According to Forbes, organizations are expected to invest $1.3 trillion (USD) in digital transformation initiatives this year. However, research points to the fact that 70% of these digital transformation initiatives will fail. The problem is that companies aren’t actually transforming, instead they are only attempting to transform by wedging new mobile applications, engagement layers, or channels on old and brittle infrastructure. Frankly, this is not transformation, this is stagnation.
Here are some of the most common and expensive mistakes that send well-intentioned digital projects to their doom.
1 You’re not investing in experiences that customers really want
Successful digital transformation projects aren’t built around shiny objects. They deliver true value to customers. Approach transformation from the customer’s point of view. What will truly fill a need, delight and support a customer along the buyer journey? Use both quantitative and qualitative methods to formulate and validate your hypothesis:
- Customer surveys
- Customer journeys
- Proof of concept before a larger rollout
2 You’re not planning for requirements
Failing to plan carries the opportunity cost of delayed or abandoned projects, which translates to lost customer sales while giving your competitors time to get ahead.
Define your project requirements, customer journeys and flows. Understand and anticipate necessary integrations. These details should be nailed down before you start to build to avoid mid-implementation changes and issues that can derail your effort.
3 You’re constricted with technology
Traditional, single-stack ecommerce solutions are coupled, meaning the front-end presentation layer and back-end infrastructure (the “stack”) are unified. This creates several technical issues and business limitations.
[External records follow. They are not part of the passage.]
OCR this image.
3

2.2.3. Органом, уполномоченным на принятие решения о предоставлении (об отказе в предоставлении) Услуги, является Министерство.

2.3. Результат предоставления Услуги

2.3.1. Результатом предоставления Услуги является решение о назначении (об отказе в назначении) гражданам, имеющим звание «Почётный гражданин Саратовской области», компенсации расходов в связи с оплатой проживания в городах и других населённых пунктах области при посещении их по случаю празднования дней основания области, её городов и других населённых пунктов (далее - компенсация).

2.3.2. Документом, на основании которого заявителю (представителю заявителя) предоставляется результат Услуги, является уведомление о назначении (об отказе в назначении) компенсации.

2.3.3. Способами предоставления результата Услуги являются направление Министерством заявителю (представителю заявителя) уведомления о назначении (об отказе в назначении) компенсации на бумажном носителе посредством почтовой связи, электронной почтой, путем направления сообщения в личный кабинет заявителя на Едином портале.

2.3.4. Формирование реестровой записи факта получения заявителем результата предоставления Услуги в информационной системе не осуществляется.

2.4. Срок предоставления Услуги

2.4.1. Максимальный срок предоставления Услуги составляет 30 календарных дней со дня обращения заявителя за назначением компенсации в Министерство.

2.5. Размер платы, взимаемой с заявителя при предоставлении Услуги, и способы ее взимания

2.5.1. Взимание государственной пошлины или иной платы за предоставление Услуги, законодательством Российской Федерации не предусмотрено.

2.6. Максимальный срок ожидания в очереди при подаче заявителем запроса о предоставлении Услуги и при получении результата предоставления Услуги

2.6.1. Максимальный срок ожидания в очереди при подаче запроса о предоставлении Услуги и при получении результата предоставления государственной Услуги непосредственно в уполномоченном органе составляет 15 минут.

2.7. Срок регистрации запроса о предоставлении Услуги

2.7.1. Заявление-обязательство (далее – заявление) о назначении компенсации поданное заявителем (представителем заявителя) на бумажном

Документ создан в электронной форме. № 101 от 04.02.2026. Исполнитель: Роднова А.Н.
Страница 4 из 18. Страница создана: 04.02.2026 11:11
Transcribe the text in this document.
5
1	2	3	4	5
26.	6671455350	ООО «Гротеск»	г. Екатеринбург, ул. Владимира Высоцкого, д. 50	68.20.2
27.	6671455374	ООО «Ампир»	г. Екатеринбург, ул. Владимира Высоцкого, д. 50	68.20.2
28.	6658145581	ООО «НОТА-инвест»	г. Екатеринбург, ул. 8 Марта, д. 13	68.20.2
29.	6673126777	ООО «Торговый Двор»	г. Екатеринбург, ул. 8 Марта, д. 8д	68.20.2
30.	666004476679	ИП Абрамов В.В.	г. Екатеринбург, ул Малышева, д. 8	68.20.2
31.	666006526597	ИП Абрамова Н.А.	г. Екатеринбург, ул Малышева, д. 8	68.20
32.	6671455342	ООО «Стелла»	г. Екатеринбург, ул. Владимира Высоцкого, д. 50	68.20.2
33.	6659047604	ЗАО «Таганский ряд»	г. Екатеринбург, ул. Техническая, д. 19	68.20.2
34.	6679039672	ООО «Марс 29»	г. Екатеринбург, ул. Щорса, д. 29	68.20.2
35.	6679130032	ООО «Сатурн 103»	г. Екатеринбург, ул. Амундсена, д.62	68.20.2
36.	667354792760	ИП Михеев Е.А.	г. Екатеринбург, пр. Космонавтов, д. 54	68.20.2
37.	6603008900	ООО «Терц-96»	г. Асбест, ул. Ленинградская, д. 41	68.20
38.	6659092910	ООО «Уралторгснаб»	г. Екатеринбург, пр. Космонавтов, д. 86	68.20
- High risk. With single-stack architecture, you can’t modify business logic without updating and redeploying the entire application. Over time, convoluted integrations and customizations make the whole application “brittle.” Even small coding errors can interrupt or bring down the system. Single-stack architectures amplify the problem due to the challenges in isolation testing.
- Difficult to scale. The pieces of a single-stack commerce engine share code, databases and memory. Separating out pieces that consume a lot of bandwidth or otherwise drag performance is a challenge. If traffic or consumption spikes, you must run more instances of your entire application, which can result in paying for additional licenses, hardware or hosting, or paying higher fees to your SaaS vendor. Some services and databases don’t scale at all, leading to suboptimal outcomes and failed projects.
- Stifles innovation. Hardwiring new touchpoints to a legacy system keeps you shackled to the version you’re using at the beginning of your project, and can prevent you from integrating newer, best-of-breed tech in the future.
That’s why top brands are abandoning siloed, single-stacks for more flexible headless commerce solutions.
With headless commerce the business layer and the presentation layer are decoupled from each other.
- Flexibility. Headless commerce allows you to deliver customer experiences the way you want, without requiring back-end development.
- Stability. Development teams can work independently, without affecting other teams’ code or release schedules. They can focus on key areas like system security, availability, and auditability. Leaving the underlying code untouched ensures a stable platform that can be easily upgraded in the future.
- Agility. Front-end teams are able to adapt and make changes rapidly and fluidly. When a new front-end technology arrives, the impact of experimenting on it has minimal effect on the entire system. Agility is no longer a “nice-to-have” but now is very much a “must-have” for businesses to survive and flourish.
There comes a point when you need to stop adding to legacy or homegrown systems – it becomes too restrictive, arduous and expensive – and for most organizations, that time is now.